Comcast Appeals FCC Ruling

Comcast asked a federal appeals court to overturn an FCC ruling that the company is improperly managing customers' online traffic.

On Aug. 1, the Federal Communications Commission found that Comcast had improperly blocked peer-to-peer programs, such as BitTorrent, that are used to share videos and other files. The company said it temporarily slowed some users' service when its network was congested.

"The commission's action was legally inappropriate and its findings were not justified by the record," Comcast Executive Vice President David L. Cohen said in a statement. Cohen said Comcast, the biggest U.S. cable-TV operator, still intended to "comply fully" with the FCC order.

"I'm certainly disappointed they ended up appealing," FCC Chairman Kevin J. Martin said. "The commission has done a very thorough job on investigating the complaint," he said. "We thought we needed to step in and protect consumers' access to the Internet."

Mervyn's Sues Over Buyout

Mervyn's has sued the private-equity firms involved in the leveraged buyout of the department store chain from Target, alleging the deal stripped the retailer of its real estate assets, forcing it into bankruptcy proceedings.

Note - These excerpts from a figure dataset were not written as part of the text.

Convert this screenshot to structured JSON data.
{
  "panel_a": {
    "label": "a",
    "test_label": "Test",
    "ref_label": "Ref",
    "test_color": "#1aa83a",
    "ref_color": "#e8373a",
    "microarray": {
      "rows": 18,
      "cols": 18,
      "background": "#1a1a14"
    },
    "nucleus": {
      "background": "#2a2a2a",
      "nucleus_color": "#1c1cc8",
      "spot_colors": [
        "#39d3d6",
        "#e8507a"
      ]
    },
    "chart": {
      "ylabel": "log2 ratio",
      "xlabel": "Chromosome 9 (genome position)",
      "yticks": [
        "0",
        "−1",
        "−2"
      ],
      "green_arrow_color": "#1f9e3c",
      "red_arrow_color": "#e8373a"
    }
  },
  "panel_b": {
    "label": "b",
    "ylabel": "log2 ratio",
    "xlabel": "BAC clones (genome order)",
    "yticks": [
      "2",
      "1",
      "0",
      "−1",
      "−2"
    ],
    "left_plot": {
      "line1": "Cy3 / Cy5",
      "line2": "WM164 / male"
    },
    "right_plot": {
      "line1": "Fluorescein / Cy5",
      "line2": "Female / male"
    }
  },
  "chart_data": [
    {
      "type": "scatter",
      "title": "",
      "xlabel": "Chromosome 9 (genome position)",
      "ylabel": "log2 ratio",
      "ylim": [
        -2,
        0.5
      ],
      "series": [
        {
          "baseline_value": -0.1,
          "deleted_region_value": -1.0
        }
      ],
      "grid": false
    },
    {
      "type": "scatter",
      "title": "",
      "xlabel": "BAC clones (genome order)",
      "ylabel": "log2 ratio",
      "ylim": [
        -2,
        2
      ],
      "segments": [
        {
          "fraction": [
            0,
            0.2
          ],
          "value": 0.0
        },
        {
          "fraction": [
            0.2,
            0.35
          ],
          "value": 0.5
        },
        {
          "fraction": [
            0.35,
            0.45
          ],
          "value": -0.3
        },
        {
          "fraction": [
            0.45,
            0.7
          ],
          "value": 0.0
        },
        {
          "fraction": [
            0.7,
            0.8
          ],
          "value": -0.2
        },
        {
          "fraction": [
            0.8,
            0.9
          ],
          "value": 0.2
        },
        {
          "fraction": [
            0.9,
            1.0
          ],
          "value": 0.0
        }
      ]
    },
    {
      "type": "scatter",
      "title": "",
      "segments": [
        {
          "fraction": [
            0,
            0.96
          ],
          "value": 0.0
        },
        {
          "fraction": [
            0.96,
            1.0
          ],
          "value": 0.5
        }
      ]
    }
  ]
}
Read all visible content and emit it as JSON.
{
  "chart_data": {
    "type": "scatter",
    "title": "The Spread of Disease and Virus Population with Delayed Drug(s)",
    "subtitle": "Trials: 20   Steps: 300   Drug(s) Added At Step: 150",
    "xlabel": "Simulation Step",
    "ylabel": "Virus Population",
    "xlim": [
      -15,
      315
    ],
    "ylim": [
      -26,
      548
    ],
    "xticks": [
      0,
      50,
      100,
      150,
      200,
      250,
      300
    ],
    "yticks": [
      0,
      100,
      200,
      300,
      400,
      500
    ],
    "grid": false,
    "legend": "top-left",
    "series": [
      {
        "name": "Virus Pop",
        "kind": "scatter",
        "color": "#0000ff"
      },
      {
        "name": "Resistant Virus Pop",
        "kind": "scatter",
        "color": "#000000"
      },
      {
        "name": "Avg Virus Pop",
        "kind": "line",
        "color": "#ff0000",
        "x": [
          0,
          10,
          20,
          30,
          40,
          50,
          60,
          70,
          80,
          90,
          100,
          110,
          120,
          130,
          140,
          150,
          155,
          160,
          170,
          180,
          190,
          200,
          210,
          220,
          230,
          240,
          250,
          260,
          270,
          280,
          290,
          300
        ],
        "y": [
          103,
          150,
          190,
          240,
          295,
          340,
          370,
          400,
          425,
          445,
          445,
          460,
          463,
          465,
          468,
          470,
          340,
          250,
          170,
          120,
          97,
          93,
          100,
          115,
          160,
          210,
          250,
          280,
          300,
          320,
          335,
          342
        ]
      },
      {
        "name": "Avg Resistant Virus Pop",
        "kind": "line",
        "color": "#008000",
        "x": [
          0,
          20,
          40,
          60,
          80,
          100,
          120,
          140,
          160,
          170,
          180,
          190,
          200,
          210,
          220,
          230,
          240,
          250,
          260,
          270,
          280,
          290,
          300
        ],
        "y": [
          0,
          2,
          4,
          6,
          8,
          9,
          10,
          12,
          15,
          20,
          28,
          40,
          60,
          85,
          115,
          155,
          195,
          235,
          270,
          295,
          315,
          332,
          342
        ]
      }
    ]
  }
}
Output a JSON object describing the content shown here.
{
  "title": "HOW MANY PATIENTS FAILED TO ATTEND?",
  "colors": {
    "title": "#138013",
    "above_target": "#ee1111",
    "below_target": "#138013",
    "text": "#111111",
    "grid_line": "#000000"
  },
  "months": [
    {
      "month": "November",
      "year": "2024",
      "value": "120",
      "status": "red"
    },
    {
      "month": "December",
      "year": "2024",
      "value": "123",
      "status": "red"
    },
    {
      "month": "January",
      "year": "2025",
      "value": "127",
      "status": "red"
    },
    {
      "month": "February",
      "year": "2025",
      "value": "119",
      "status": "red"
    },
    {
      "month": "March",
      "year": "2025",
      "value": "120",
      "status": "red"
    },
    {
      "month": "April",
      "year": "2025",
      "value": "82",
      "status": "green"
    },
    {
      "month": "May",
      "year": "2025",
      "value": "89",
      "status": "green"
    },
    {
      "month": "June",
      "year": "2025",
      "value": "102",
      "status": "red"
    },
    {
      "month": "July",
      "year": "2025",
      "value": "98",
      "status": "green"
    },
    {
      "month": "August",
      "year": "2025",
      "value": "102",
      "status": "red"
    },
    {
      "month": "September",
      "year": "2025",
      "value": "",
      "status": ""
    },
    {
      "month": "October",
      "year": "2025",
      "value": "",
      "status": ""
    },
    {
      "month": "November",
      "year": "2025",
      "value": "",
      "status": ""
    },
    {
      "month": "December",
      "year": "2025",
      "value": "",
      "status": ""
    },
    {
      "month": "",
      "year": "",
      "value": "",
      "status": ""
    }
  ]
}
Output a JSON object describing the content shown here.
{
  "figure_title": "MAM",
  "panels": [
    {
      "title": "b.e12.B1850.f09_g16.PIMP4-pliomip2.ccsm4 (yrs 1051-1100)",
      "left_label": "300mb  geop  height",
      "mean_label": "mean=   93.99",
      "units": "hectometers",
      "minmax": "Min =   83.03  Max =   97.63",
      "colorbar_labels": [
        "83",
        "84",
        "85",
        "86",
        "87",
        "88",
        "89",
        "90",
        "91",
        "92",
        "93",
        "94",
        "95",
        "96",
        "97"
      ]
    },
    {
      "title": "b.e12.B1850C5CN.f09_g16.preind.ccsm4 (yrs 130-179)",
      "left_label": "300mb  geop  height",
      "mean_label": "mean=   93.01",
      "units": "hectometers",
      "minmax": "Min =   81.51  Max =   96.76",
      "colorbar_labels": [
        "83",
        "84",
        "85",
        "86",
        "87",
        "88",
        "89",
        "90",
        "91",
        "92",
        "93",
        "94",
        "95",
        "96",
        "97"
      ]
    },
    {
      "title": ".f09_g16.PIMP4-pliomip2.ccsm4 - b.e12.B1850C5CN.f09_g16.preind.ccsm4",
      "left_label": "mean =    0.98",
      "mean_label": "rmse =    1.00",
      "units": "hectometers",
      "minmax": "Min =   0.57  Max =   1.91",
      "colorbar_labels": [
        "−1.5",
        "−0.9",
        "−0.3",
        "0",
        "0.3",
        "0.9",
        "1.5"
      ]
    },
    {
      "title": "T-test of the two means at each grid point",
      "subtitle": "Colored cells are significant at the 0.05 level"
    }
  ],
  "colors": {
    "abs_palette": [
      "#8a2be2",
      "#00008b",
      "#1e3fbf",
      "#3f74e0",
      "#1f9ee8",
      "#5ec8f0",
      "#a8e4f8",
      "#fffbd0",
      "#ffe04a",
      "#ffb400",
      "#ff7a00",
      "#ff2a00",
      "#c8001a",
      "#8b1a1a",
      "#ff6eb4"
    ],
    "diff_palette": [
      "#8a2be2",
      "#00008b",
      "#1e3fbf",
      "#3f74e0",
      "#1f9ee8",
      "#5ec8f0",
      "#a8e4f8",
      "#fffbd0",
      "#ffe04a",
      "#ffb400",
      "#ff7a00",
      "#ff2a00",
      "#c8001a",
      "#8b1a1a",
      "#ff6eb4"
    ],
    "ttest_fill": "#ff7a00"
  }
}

Mervyn's says in the suit that the investment group, which included Cerberus Capital Management and Sun Capital Management, bought Mervyn's in 2004, acquired its real estate and leased it back to the company at substantially increased rates. According to the suit, the pumped-up rent contributed to Mervyn's financial woes, pushing its into filing for bankruptcy protection this July.

A spokeswoman for Sun Capital said the suit had no merit. Target said in a statement that it "emphatically disagrees with the claims against Target in this lawsuit."

Representatives from Cerberus did not immediately respond to requests for comment.

Ex-CEO of Refco Starts Sentence

Former Refco chief executive Phillip R. Bennett entered a federal prison to begin a 16-year sentence for cheating investors out of $2.4 billion. Bennett, 60, surrendered to the Federal Correctional Institution at Fort Dix, N.J., according to a Bureau of Prisons spokeswoman. In February, Bennett pleaded guilty to bank fraud and money laundering stemming from an eight-year scheme to deceive banks, auditors and investors.

Once the biggest independent U.S. futures trader, Refco collapsed in October 2005, two months after raising $670 million in an initial public offering.